Course opens access to research data
A free, online training course delivered by the University is making it possible for more research data to be openly shared.
The course is designed to encourage Open Access (OA) - the practice of publishing content such as journal articles to make it freely available to their readers.
It is being launched as research funders increasingly require that the data underlying the research results be openly shared, as well the research outcomes.
The University’s Research Data Management Training course - called MANTRA - is helping researchers to plan for sharing their data.
Barriers to sharing
Researchers in many disciplines are unaccustomed to providing public access to their data.
A key reason is ‘fear of scooping’ in which another author might publish an article that gets more attention than the data creator’s own publication.
There are also concerns about confidentiality and some data being commercially sensitive.
Training can help researchers overcome fears that they might have about sharing data.
These can include potential embarrassment about errors found in their data, or poor documentation that means data cannot be re-used.
Social or medical researchers may also be unclear about how to obtain informed consent from subjects for sharing their data in advance, or how to anonymise or aggregate their results.
The content of the course covers data formats, the processing of big data and cases of scientific fraud.
It gives researchers tips on storing data securely and how to cite a dataset in a publication.
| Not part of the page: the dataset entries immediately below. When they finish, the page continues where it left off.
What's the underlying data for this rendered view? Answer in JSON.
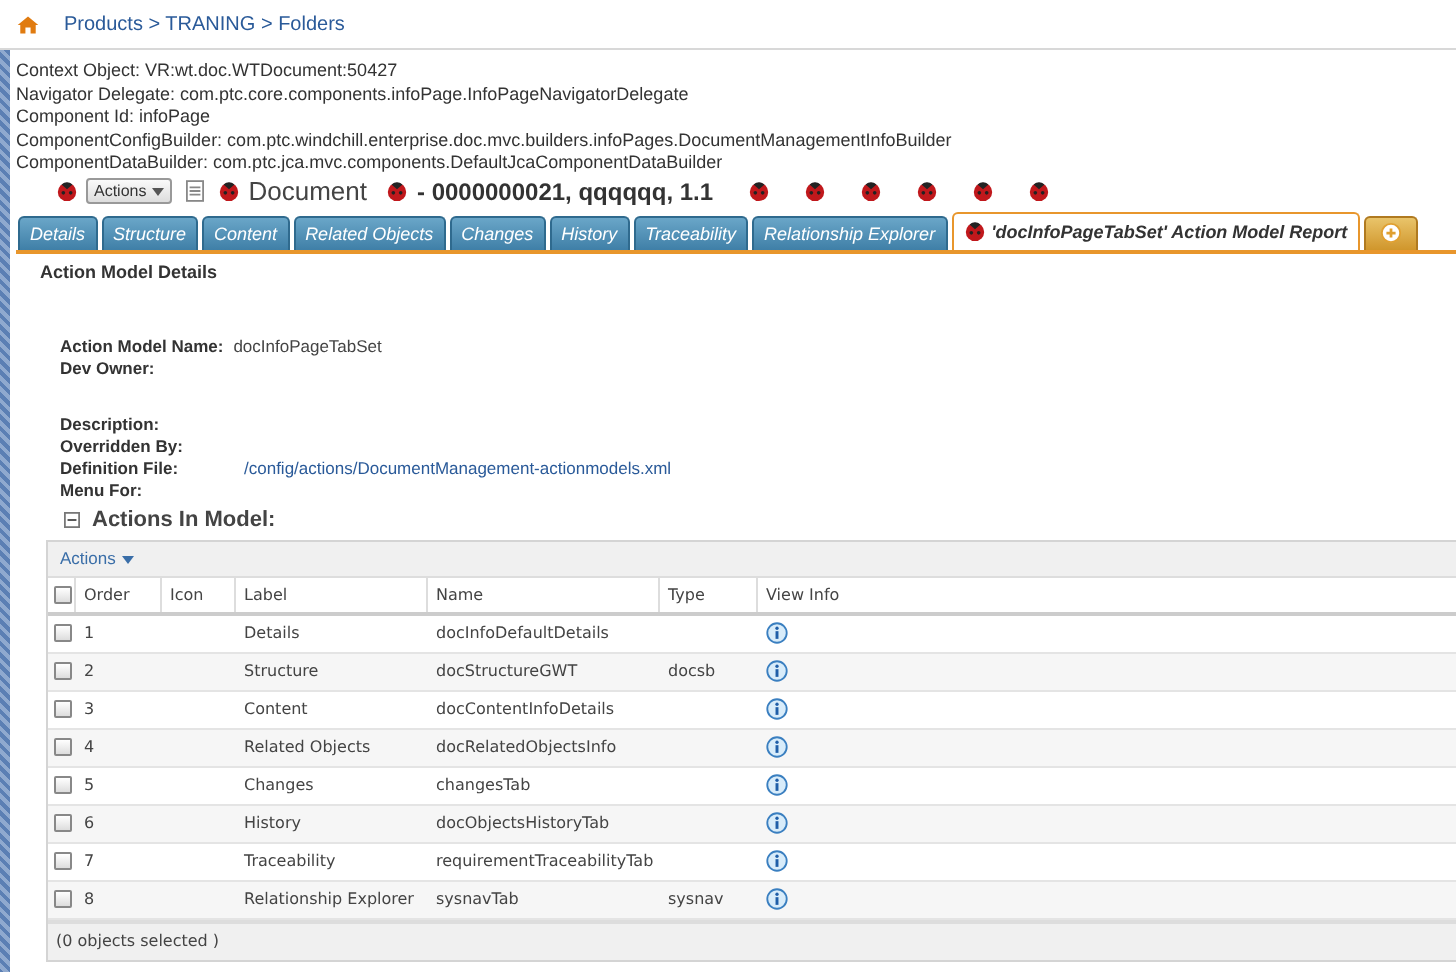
{
  "breadcrumb": "Products > TRANING > Folders",
  "info_lines": [
    "Context Object: VR:wt.doc.WTDocument:50427",
    "Navigator Delegate: com.ptc.core.components.infoPage.InfoPageNavigatorDelegate",
    "Component Id: infoPage",
    "ComponentConfigBuilder: com.ptc.windchill.enterprise.doc.mvc.builders.infoPages.DocumentManagementInfoBuilder",
    "ComponentDataBuilder: com.ptc.jca.mvc.components.DefaultJcaComponentDataBuilder"
  ],
  "toolbar": {
    "actions_button": "Actions",
    "type_label": "Document",
    "object_title": "- 0000000021, qqqqqq, 1.1"
  },
  "tabs": [
    {
      "label": "Details",
      "selected": false
    },
    {
      "label": "Structure",
      "selected": false
    },
    {
      "label": "Content",
      "selected": false
    },
    {
      "label": "Related Objects",
      "selected": false
    },
    {
      "label": "Changes",
      "selected": false
    },
    {
      "label": "History",
      "selected": false
    },
    {
      "label": "Traceability",
      "selected": false
    },
    {
      "label": "Relationship Explorer",
      "selected": false
    },
    {
      "label": "'docInfoPageTabSet' Action Model Report",
      "selected": true
    }
  ],
  "section_title": "Action Model Details",
  "properties": [
    {
      "label": "Action Model Name:",
      "value": "docInfoPageTabSet",
      "kind": "text"
    },
    {
      "label": "Dev Owner:",
      "kind": "text"
    },
    {
      "kind": "gap"
    },
    {
      "label": "Description:",
      "kind": "text"
    },
    {
      "label": "Overridden By:",
      "kind": "text"
    },
    {
      "label": "Definition File:",
      "value": "/config/actions/DocumentManagement-actionmodels.xml",
      "kind": "link"
    },
    {
      "label": "Menu For:",
      "kind": "text"
    }
  ],
  "table": {
    "title": "Actions In Model:",
    "expanded": true,
    "actions_menu": "Actions",
    "all_checked": false,
    "columns": [
      "Order",
      "Icon",
      "Label",
      "Name",
      "Type",
      "View Info"
    ],
    "rows": [
      {
        "order": "1",
        "label": "Details",
        "name": "docInfoDefaultDetails",
        "checked": false
      },
      {
        "order": "2",
        "label": "Structure",
        "name": "docStructureGWT",
        "type": "docsb",
        "checked": false
      },
      {
        "order": "3",
        "label": "Content",
        "name": "docContentInfoDetails",
        "checked": false
      },
      {
        "order": "4",
        "label": "Related Objects",
        "name": "docRelatedObjectsInfo",
        "checked": false
      },
      {
        "order": "5",
        "label": "Changes",
        "name": "changesTab",
        "checked": false
      },
      {
        "order": "6",
        "label": "History",
        "name": "docObjectsHistoryTab",
        "checked": false
      },
      {
        "order": "7",
        "label": "Traceability",
        "name": "requirementTraceabilityTab",
        "checked": false
      },
      {
        "order": "8",
        "label": "Relationship Explorer",
        "name": "sysnavTab",
        "type": "sysnav",
        "checked": false
      }
    ],
    "footer": "(0 objects selected )"
  }
}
The course is unassessed and requires no registration.
The self-paced format allows learners to pick and choose which topics they study. Video clips of researchers talking about their practice and interactive quizzes are used to enhance and lighten the tone of the learning modules
The training course has been adopted by a number of graduate schools in the University, and the Research Data Management Programme.
It is available through the Institute for Academic Development’s website as well as Information Services, where it was created.
The Data Library team has updated the course to ensure its continuing relevance after three years of existence. The course is popular at research institutions throughout the UK and beyond.